Reports of life-changing experiences and transformative moments are easy to come by online. While my week lacked any sort of huge epiphany, there was one incident that will haunt me for years to come. I'd love to share it with you but this sort of thing is far too embarrassingly earnest to go around posting on the internet.

So instead I'll wrap up this overlong blog post with this anecdote: I set my tent up near a group of Australians who had filled their camp with Christmas decorations from the land down under. One morning while I was jump starting a neighbor's RV, I chatted with one of them about an incident that happened the year prior. They were camped out near the festival's air field when a 21-year old woman wandered over from a plane that had just landed. She was wearing a bathing suit, a cowboy hat and a pair of boots. The only thing she had with her was a small bottle of water for a week in this ragged wasteland.

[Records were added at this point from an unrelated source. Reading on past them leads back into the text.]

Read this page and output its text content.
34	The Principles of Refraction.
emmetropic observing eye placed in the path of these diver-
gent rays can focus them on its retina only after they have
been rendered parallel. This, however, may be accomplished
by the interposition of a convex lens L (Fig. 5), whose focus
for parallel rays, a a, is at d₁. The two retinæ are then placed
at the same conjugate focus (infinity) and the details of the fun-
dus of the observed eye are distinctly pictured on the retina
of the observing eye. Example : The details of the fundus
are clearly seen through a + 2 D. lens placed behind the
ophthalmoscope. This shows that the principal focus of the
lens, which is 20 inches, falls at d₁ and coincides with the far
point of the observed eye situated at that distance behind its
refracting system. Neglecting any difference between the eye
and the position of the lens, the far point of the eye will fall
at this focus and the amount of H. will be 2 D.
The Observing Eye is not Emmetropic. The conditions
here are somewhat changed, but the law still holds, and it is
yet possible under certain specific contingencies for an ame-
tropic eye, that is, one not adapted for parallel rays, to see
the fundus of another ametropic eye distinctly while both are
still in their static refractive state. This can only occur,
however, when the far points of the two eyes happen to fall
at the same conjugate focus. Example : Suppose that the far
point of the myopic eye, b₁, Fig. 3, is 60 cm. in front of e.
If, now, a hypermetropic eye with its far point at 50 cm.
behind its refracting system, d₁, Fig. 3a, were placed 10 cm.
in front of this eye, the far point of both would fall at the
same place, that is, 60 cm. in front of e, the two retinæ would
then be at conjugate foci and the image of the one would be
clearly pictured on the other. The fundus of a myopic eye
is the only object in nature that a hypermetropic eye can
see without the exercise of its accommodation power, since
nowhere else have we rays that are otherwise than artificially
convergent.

She had hitched a ride on a plane that had flown in from Reno and they were all aghast that anyone could be so daft as to display such a complete disregard for their own personal safety. After lecturing her, they immediately asked around for supplies. Slowly but surely their neighbors offered her an extra tent, food, clothing and enough to get through to the end of the festival. You can probably guess the punchline to this story.

"We were wrong. Actually, she brought everything she needed with her."